Shape-aware Text-driven Layered Video Editing [CVPR 2023]

Yao-Chih Lee, Ji-Ze G. Jang, Yi-Ting Chen, Elizabeth Qiu, Jia-Bin Huang

[Webpage] [Paper]

Environment

  • Tested on Pytorch 1.12.1 and CUDA 11.3
git clone --recursive https://github.com/text-video-edit/shape-aware-text-driven-layered-video-editing-release.git 
pip install -r requirements.txt
  • Prepare super-resolution model (just for improving the quality of the diffusion-edited images)
./scripts/setup_esrgan.sh

Data structure

For an input video, the required data and structure are listed below.
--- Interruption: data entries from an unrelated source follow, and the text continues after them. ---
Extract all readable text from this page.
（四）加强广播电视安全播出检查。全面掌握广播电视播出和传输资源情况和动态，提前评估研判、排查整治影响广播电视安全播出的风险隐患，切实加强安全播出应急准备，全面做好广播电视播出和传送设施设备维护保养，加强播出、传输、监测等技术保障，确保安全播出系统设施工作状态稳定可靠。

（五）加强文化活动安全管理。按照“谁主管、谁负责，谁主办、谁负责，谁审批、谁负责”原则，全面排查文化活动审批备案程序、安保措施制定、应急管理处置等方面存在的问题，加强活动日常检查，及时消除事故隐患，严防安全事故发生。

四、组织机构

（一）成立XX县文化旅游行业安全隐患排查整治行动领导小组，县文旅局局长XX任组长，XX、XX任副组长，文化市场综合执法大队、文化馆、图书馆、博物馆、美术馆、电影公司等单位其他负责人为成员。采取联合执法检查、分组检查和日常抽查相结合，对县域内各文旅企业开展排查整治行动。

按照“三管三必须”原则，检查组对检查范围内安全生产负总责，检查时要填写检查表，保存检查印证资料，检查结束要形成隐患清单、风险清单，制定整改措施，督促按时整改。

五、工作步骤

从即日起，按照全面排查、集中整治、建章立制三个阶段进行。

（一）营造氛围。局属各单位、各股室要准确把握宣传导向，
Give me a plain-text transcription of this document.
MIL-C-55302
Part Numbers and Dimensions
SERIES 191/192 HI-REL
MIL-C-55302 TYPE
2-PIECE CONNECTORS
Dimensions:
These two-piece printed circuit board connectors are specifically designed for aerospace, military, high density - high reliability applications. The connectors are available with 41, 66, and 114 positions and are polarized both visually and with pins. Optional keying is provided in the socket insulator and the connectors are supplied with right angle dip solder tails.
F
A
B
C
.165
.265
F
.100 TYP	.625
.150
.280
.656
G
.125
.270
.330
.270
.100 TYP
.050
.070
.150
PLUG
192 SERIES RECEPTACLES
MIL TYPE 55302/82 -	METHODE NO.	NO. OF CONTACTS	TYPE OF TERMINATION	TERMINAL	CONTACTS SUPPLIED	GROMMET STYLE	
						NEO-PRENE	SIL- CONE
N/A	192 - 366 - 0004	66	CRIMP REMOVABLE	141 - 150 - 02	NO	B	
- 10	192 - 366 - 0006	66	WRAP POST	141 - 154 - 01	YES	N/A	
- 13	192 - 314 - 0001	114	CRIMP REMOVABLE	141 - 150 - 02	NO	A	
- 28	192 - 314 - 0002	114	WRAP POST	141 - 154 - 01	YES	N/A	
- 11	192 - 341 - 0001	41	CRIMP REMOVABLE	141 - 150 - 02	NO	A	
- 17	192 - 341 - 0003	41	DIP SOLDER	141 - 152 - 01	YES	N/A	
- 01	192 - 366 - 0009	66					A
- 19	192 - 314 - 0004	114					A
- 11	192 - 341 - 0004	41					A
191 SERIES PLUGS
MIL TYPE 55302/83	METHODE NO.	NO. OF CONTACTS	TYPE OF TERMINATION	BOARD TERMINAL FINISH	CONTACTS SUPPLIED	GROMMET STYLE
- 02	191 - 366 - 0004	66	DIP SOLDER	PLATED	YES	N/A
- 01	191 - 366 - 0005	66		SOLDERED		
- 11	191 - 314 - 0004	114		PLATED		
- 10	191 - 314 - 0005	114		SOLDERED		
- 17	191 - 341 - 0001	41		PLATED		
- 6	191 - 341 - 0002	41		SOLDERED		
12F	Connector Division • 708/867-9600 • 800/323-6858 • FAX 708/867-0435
The NLA's checkpoint and configuration files are obtained by Layered Neural Atlases.

DATA_DIR/
├── images/
│   └── *.png or *.jpg
├── masks
│   └── *.png 
└── pretrained_nla_models
    ├── checkpoint
    └── config.json

Each edit case will be saved in EDIT_DIR, which is put under the DATA_DIR. We provided some examples in data directory.
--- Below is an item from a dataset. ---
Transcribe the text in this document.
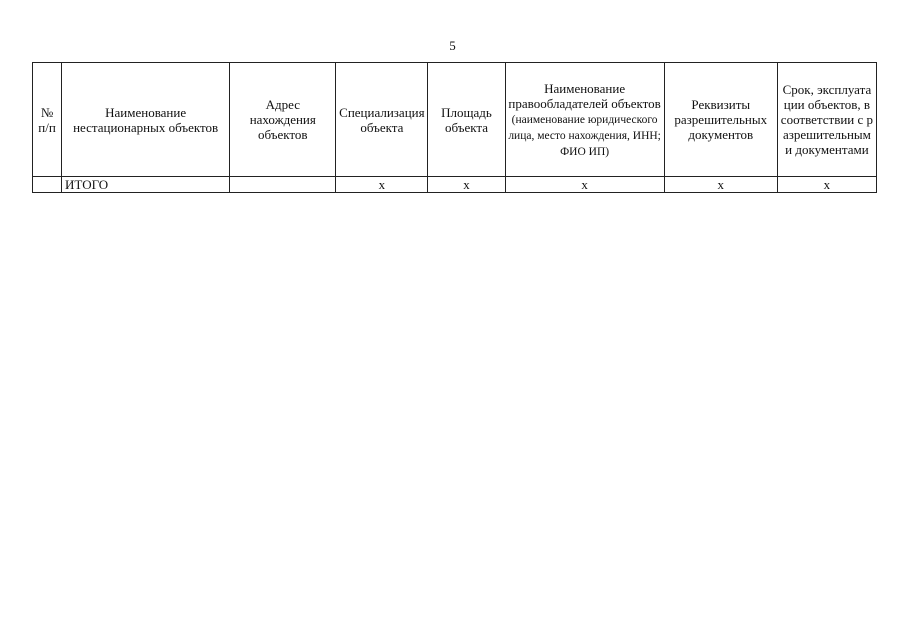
5
№ п/п	Наименование нестационарных объектов	Адрес нахождения объектов	Специализация объекта	Площадь объекта	Наименование правообладателей объектов (наименование юридического лица, место нахождения, ИНН; ФИО ИП)	Реквизиты разрешительных документов	Срок, эксплуатации объектов, в соответствии с разрешительными документами
	ИТОГО		х	х	х	х	х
For instance, DATA_DIR=data/car-turn and EDIT_DIR=data/car-turn/edit_sports_car.

Running

  • Generate NLA outputs from NLA pretrained model

    python scripts/generate_nla_outputs.py [DATA_DIR]
    
  • Edit Foreground

      python scripts/edit_foreground [DATA_DIR] [TEXT_PROMPT]
    
    • Please put your HuggingFace token file named TOKEN in root directory.

    • It will create the EDIT_DIR under DATA_DIR and all the keyframe's data will be saved in EDIT_DIR. Note that we may manually refine the mask of the edited keyframe sometime since MaskRCNN may fail to find precise masks for diffusion-generated images.
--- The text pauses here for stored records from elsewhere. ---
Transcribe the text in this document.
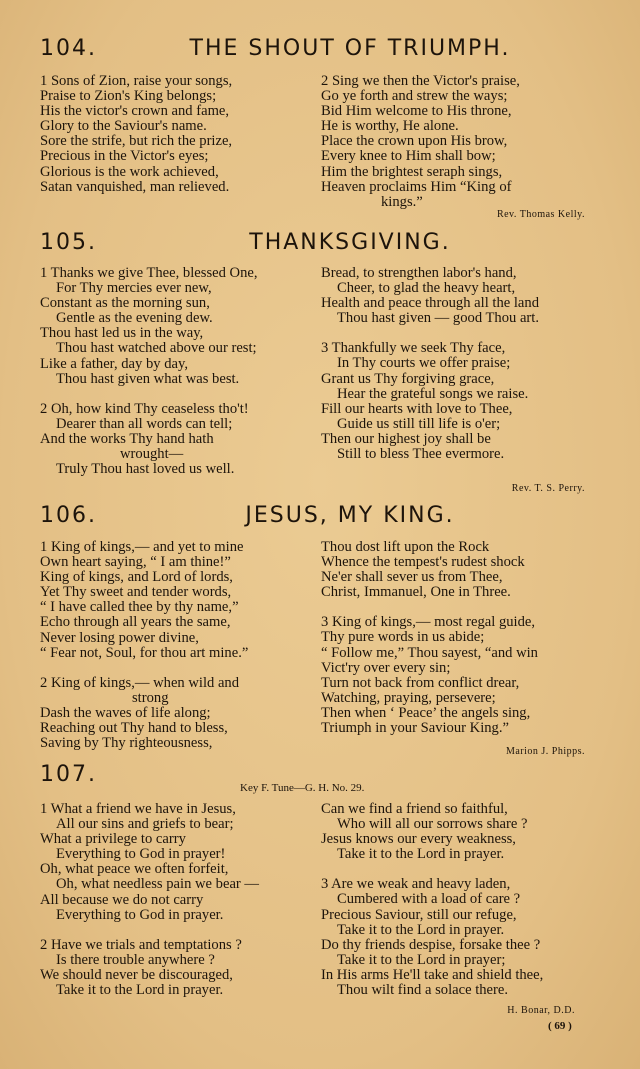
104.	THE SHOUT OF TRIUMPH.
1 Sons of Zion, raise your songs,
Praise to Zion's King belongs;
His the victor's crown and fame,
Glory to the Saviour's name.
Sore the strife, but rich the prize,
Precious in the Victor's eyes;
Glorious is the work achieved,
Satan vanquished, man relieved.
2 Sing we then the Victor's praise,
Go ye forth and strew the ways;
Bid Him welcome to His throne,
He is worthy, He alone.
Place the crown upon His brow,
Every knee to Him shall bow;
Him the brightest seraph sings,
Heaven proclaims Him “King of
kings.”
Rev. Thomas Kelly.
105.	THANKSGIVING.
1 Thanks we give Thee, blessed One,
For Thy mercies ever new,
Constant as the morning sun,
Gentle as the evening dew.
Thou hast led us in the way,
Thou hast watched above our rest;
Like a father, day by day,
Thou hast given what was best.
2 Oh, how kind Thy ceaseless tho't!
Dearer than all words can tell;
And the works Thy hand hath
wrought—
Truly Thou hast loved us well.
Bread, to strengthen labor's hand,
Cheer, to glad the heavy heart,
Health and peace through all the land
Thou hast given — good Thou art.
3 Thankfully we seek Thy face,
In Thy courts we offer praise;
Grant us Thy forgiving grace,
Hear the grateful songs we raise.
Fill our hearts with love to Thee,
Guide us still till life is o'er;
Then our highest joy shall be
Still to bless Thee evermore.
Rev. T. S. Perry.
106.	JESUS, MY KING.
1 King of kings,— and yet to mine
Own heart saying, “ I am thine!”
King of kings, and Lord of lords,
Yet Thy sweet and tender words,
“ I have called thee by thy name,”
Echo through all years the same,
Never losing power divine,
“ Fear not, Soul, for thou art mine.”
2 King of kings,— when wild and
strong
Dash the waves of life along;
Reaching out Thy hand to bless,
Saving by Thy righteousness,
Thou dost lift upon the Rock
Whence the tempest's rudest shock
Ne'er shall sever us from Thee,
Christ, Immanuel, One in Three.
3 King of kings,— most regal guide,
Thy pure words in us abide;
“ Follow me,” Thou sayest, “and win
Vict'ry over every sin;
Turn not back from conflict drear,
Watching, praying, persevere;
Then when ‘ Peace’ the angels sing,
Triumph in your Saviour King.”
Marion J. Phipps.
107.
Key F. Tune—G. H. No. 29.
1 What a friend we have in Jesus,
All our sins and griefs to bear;
What a privilege to carry
Everything to God in prayer!
Oh, what peace we often forfeit,
Oh, what needless pain we bear —
All because we do not carry
Everything to God in prayer.
2 Have we trials and temptations ?
Is there trouble anywhere ?
We should never be discouraged,
Take it to the Lord in prayer.
Can we find a friend so faithful,
Who will all our sorrows share ?
Jesus knows our every weakness,
Take it to the Lord in prayer.
3 Are we weak and heavy laden,
Cumbered with a load of care ?
Precious Saviour, still our refuge,
Take it to the Lord in prayer.
Do thy friends despise, forsake thee ?
Take it to the Lord in prayer;
In His arms He'll take and shield thee,
Thou wilt find a solace there.
H. Bonar, D.D.
( 69 )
    • Semantic correspondence

      To achieve the best editing results, we use the warping tools in Photoshop to obtain the semantic correspondence between EDIT_DIR/keyframe_input_crop.png and EDIT_DIR/keyframe_edited_crop.png, and saved as EDIT_DIR/semantic_correspondence_crop.npy. The correspondence format is similar to optical flow, ranging from [-1, 1].

  • Optimization

    python main.py [EDIT_DIR]
    

    The training results will be saved in EDIT_DIR/workspace

Acknowledgements

We thank the authors for releasing Layered Neural Atlases, Text2LIVE, Stable-DreamFusion, and Real-ESRGAN.